The survey found 74 percent of New Yorkers, including 66 percent of city residents and 80 percent of suburbanites, back Paterson's plan aimed at providing relief to homeowners by capping annual school property tax growth at 4 percent.
The teachers' union and school boards have criticized the plan, alleging it will hurt school districts and force some to increase class sizes and remove art and sports programs, stunting students' academic growth.
A mere 30 percent of New Yorkers believe New York is heading in the right direction, with 46 percent saying New York is heading in the wrong direction and 23 percent having no opinion, the survey shows.
"Now, even a plurality of New York City voters say the state is headed in the wrong direction. Only African American and Jewish voters think the state is on the right track," Greenberg said.
New Yorkers favor Democratic presidential candidate Barack Obama, whom U.S. Sen. Hillary Clinton (D-N.Y.) endorsed earlier this month, over Republican presidential candidate U.S. Sen.

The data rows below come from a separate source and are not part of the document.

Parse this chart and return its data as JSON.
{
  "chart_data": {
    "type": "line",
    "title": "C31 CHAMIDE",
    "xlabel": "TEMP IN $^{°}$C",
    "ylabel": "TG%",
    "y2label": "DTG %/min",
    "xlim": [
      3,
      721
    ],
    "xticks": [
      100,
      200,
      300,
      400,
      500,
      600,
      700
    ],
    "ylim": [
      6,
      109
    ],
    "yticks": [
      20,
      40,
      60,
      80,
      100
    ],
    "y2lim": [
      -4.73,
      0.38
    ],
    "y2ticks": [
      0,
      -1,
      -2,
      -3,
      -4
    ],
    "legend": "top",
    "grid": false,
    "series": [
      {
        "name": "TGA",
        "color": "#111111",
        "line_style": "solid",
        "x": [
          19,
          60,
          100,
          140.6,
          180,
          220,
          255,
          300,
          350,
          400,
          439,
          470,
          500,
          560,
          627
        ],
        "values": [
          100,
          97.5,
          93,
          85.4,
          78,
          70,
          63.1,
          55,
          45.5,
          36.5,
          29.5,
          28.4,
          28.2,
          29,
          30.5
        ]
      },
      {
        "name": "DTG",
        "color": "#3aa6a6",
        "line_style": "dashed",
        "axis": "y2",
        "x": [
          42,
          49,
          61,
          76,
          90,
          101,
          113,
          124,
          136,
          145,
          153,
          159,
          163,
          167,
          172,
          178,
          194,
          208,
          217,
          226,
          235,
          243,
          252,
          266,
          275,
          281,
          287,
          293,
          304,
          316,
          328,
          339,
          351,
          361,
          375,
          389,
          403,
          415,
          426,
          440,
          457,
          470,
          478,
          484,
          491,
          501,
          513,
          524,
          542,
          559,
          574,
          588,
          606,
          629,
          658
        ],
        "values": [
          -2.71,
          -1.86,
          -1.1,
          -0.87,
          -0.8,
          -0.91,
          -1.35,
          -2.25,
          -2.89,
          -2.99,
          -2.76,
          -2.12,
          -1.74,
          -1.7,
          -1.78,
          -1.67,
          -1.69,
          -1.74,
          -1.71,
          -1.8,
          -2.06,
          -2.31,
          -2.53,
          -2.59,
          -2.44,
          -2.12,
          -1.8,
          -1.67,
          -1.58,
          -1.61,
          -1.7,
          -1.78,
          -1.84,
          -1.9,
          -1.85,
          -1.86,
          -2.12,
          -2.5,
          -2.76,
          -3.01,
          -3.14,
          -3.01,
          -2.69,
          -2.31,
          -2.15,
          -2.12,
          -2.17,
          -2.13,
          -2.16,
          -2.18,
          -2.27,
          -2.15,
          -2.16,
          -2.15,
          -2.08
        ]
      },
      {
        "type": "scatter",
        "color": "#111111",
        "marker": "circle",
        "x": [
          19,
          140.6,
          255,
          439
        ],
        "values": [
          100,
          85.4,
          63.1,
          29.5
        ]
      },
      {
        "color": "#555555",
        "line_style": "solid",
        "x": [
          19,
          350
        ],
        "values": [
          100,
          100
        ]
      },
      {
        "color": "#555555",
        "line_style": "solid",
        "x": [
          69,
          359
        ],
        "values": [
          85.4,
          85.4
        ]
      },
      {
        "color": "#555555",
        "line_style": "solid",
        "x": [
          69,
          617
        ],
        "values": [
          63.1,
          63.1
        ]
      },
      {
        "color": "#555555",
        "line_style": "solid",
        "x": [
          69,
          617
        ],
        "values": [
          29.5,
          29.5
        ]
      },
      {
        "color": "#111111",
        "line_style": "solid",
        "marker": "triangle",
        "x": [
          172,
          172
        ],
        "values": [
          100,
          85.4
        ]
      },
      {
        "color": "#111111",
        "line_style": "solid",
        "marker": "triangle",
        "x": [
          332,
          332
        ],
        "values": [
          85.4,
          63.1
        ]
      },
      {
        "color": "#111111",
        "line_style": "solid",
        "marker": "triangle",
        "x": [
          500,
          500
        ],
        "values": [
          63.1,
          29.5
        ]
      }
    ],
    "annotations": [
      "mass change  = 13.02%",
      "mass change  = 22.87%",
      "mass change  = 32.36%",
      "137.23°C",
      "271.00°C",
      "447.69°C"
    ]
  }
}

John McCain (R-Ariz.), 51 percent to 33 percent, the survey also revealed.
McCain has a negative 42-47 percent favorable rating, his lowest ever, according to the survey.
Although New York is the turf of Mayor Michael Bloomberg and Clinton, the survey shows 49 percent of New Yorkers oppose both to be Obama's potential vice president.
The survey also found 46 percent of New Yorkers now support the legalization of same-sex marriage, which Paterson also supports, while 40 percent remain opposed.
"Other than Republicans, who oppose it, voters in every region and demographic group support the Governor's policy to recognize same sex marriages legally performed in other states and countries," Greenberg said.
Siena College's Research Institute conducts monthly telephone polls of approximately 620 randomly selected registered New York voters on controversial issues impacting New Yorkers. This survey, conducted June 9-11, is based on the opinions of 624 New York voters and has a margin of error of plus or minus 3.9 percent.